GAE/Jは現状ではEarly Lookという扱いで別途サインアップの必要はあるものの、Google Plugin for EclipseというEclipseプラグインを利用することでEclipse上でWebアプリケーションを開発することが可能となっている。
Google Plugin for EclipseはGoogle App EngineおよびGoogle Web Toolkit(GWT)をサポートするための機能をEclipseに追加するプラグインで、更新サイトよりインストールすることができる。
今回はこのGoogle Plugin for Eclipseを使用してGAE/Jでのアプリケーションの開発手順を紹介しよう。
Google App Engineへの登録
まずはGoogle App Engineへの登録と、GAE/Jを利用するためのサインアップが必要となる。Google App Engineへの登録はこちらのサイトから行うことが可能だ。登録には確認コードを受け取るために携帯電話のメールアドレスが必要になる。
Javaはオンラインでのサインアップ後、確認のメールが届いてから利用可能となる。それまではデプロイしようとするとエラーになるので注意してほしい。
また、作成したアプリケーションをデプロイするためにはGoogle App Engineの管理画面であらかじめアプリケーションを作成しておく必要がある。アプリケーション名はhttp://アプリケーション名.appspot.com/のようにサブドメインになり、10個まで作成することが可能だ。
プロジェクトの作成からデプロイまで
Web Application Project作成ウィザードでGAE/J用のプロジェクトを作成することができる。このウィザードではGAE/JおよびGWTを利用するWebアプリケーションプロジェクトを作成することが可能だ。
作成されたプロジェクトはServlet/JSPベースの通常のWebアプリケーションそのものだ。JavaによるWebアプリケーションの開発経験があればそのノウハウを活かしてGAE/Jで動作するアプリケーションの開発を行うことができる。
ただし、利用可能なAPIやファイルシステムへの書き込みなどに制限があるほか、データの保存にはJPAやJDOのAPI経由でBigTableを利用するなどGAE/J固有の点もある。GAE/Jでの開発についてはこちらのドキュメントを参照するといいだろう。
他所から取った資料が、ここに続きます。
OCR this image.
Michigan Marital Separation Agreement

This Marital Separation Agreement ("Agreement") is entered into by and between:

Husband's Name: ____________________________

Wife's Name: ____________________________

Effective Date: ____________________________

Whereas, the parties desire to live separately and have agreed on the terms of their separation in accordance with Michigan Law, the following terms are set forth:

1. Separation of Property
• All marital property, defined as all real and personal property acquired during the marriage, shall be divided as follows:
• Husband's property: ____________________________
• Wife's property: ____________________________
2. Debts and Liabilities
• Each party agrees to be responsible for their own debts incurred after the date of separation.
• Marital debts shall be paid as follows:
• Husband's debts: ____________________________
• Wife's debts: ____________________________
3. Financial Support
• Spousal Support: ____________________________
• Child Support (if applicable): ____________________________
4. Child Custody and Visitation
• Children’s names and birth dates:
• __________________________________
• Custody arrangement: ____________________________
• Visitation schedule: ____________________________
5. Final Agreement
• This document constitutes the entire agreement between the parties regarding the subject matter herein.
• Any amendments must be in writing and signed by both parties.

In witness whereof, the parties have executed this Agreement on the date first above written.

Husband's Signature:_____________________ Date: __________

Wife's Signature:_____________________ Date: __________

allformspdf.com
プロジェクトの作成後、プロジェクトのプロパティーダイアログでデプロイするアプリケーションIDを入力しておこう(設定していない場合はデプロイ時に設定することもできる)。
ローカルでの動作確認を行う場合はプロジェクトを右クリック→「実行」→「Web Application」で開発用サーバが起動する。Webブラウザからhttp://localhost:8080/にアクセスすることで動作を確認することができる。また、「デバッグ」メニューから実行することでアプリケーションのデバッグを行うことも可能だ。
開発したアプリケーションをGAE/Jにデプロイするにはプロジェクトを右クリック→「Deploy to App Engine」を選択する。すると以下のようなダイアログが表示されるのでGoogleアカウントのメールアドレスとパスワードを入力する。
Google Plugin for Eclipseを用いたGAE/J開発はEclipse上での通常のWebアプリケーション開発となんら変わりなく行うことができ、デプロイも簡単に行えることがおわかりいただけたのではないだろうか。
まとめ
Google App EngineでのJavaのサポートは多くのJava開発者にとって待ち望んでいたものだといえるだろう。Google Plugin for Eclipseによって使い慣れた開発環境で手軽にGAE/J上で動作するアプリケーションを開発することができるのも大きなメリットだ。
現在は有志の手によってJRubyなどJavaVM上で動作するスクリプト言語やさまざまなJavaフレームワーク/ライブラリをGAE/J上で動作させる試みが活発に行われており、GAE/Jの注目度の高さを表している。Java開発者であればGAE/Jを試さない手はないだろう。